Getting Data In

splunkd access to a UNC file that requires username/password ?

landau351
Engager

Splunk server : Windows XP SP3. Remote servers : Windos XP SP2

I am not permitted to install ANY software on the remote targets such as Splunk forwarders, ssh, ftp etc. Nor can we access the servers via WMI/DCOM. UNC paths is all we are allowed.

The remote files are on different UNC paths (different servers). The remote server files are only accessible with the use several username/passwords. These users don't exist on the Splunk server (different windows domain). I can use NET USE to connect manually providing the user/password on each NET USE command.

I am wondering can I somehow have the set of NET USE commands run before Splunkd starts. This would have to be part of the service environment so that Splunk can access the files.

As alternative I assume I could use scripted input, but that seems to be a waste of network bandwidth if I have to regularly copy the entire file from the remote to the local server.

Is there a way to monitor these remote files via UNC with user/pass?

Tags (2)

ftk
Motivator

Unfortunately mounted volumes (with NET USE) are only available to the interactive session, as such the Splunk service will not be able to use it.

You have a few options available to you:

  1. Use a scripted input to pull the file local and index. As you noted, not very efficient.
  2. Establish a trust relationship between the two domains. Run Splunk as a service account and give that service account read access on your remote share. This can be a one-way trust if need be, with the remote domain trusting the Splunk indexer domain.
  3. Create local passwords on the machines with identical user names and passwords. Give the account read access to the share on the remote box, and run Splunk as this same user account. Splunk should now be able to access the share.
  4. Use a different machine (that you are allowed to install on) in the receiver domain, and configure it as a forwarder. Have this forwarder index the files you need from your remote server, and have it send the data to your indexer in the other domain. Note that you will have to run this forwarder as an account that has access to the share you want to monitor.

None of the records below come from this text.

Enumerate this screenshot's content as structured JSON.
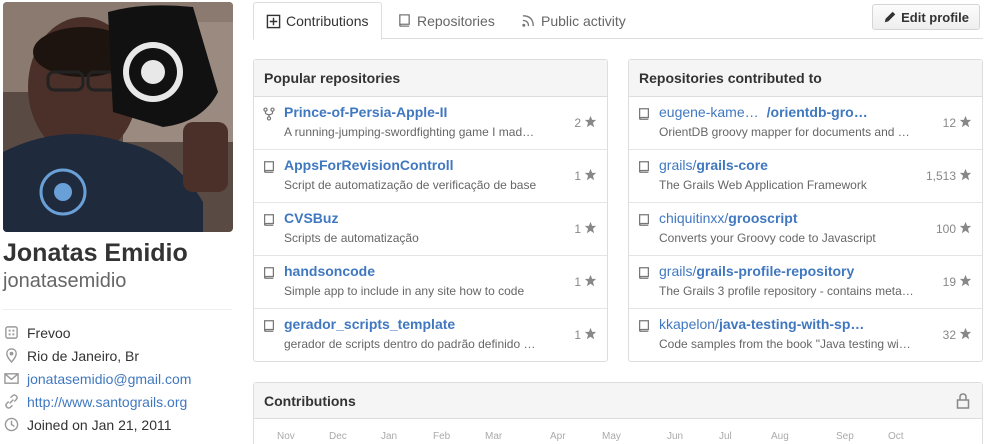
{
  "profile": {
    "full_name": "Jonatas Emidio",
    "username": "jonatasemidio",
    "details": [
      {
        "icon": "organization-icon",
        "text": "Frevoo",
        "link": false
      },
      {
        "icon": "location-icon",
        "text": "Rio de Janeiro, Br",
        "link": false
      },
      {
        "icon": "mail-icon",
        "text": "jonatasemidio@gmail.com",
        "link": true
      },
      {
        "icon": "link-icon",
        "text": "http://www.santograils.org",
        "link": true
      },
      {
        "icon": "clock-icon",
        "text": "Joined on Jan 21, 2011",
        "link": false
      }
    ]
  },
  "tabs": [
    {
      "label": "Contributions",
      "icon": "plus-square-icon",
      "selected": true
    },
    {
      "label": "Repositories",
      "icon": "repo-icon",
      "selected": false
    },
    {
      "label": "Public activity",
      "icon": "rss-icon",
      "selected": false
    }
  ],
  "edit_profile_label": "Edit profile",
  "popular": {
    "title": "Popular repositories",
    "items": [
      {
        "name": "Prince-of-Persia-Apple-II",
        "desc": "A running-jumping-swordfighting game I mad…",
        "stars": "2",
        "fork": true
      },
      {
        "name": "AppsForRevisionControll",
        "desc": "Script de automatização de verificação de base",
        "stars": "1",
        "fork": false
      },
      {
        "name": "CVSBuz",
        "desc": "Scripts de automatização",
        "stars": "1",
        "fork": false
      },
      {
        "name": "handsoncode",
        "desc": "Simple app to include in any site how to code",
        "stars": "1",
        "fork": false
      },
      {
        "name": "gerador_scripts_template",
        "desc": "gerador de scripts dentro do padrão definido …",
        "stars": "1",
        "fork": false
      }
    ]
  },
  "contributed": {
    "title": "Repositories contributed to",
    "items": [
      {
        "owner": "eugene-kame…",
        "repo": "/orientdb-gro…",
        "desc": "OrientDB groovy mapper for documents and …",
        "stars": "12"
      },
      {
        "owner": "grails/",
        "repo": "grails-core",
        "desc": "The Grails Web Application Framework",
        "stars": "1,513"
      },
      {
        "owner": "chiquitinxx/",
        "repo": "grooscript",
        "desc": "Converts your Groovy code to Javascript",
        "stars": "100"
      },
      {
        "owner": "grails/",
        "repo": "grails-profile-repository",
        "desc": "The Grails 3 profile repository - contains meta…",
        "stars": "19"
      },
      {
        "owner": "kkapelon/",
        "repo": "java-testing-with-sp…",
        "desc": "Code samples from the book \"Java testing wit…",
        "stars": "32"
      }
    ]
  },
  "contributions": {
    "title": "Contributions",
    "months": [
      "Nov",
      "Dec",
      "Jan",
      "Feb",
      "Mar",
      "Apr",
      "May",
      "Jun",
      "Jul",
      "Aug",
      "Sep",
      "Oct"
    ]
  }
}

Out of the options available I believe number 4 would be the most elegant and fault tolerant. Number 2 would probably be pretty hard to implement due to security policies and politics, but would be a very solid solution. Number 3 is kind of a crappy hack, and will probably lead to other problems (such as not being able to monitor UNCs in the indexer's domain unless you create the same local accounts there, and you are likely not allowed to create accounts in the first place). Number 1 appears to be the fall back if everything else fails.

I hope this will help you solve your problem. Let me know if you need additional info or some clarification.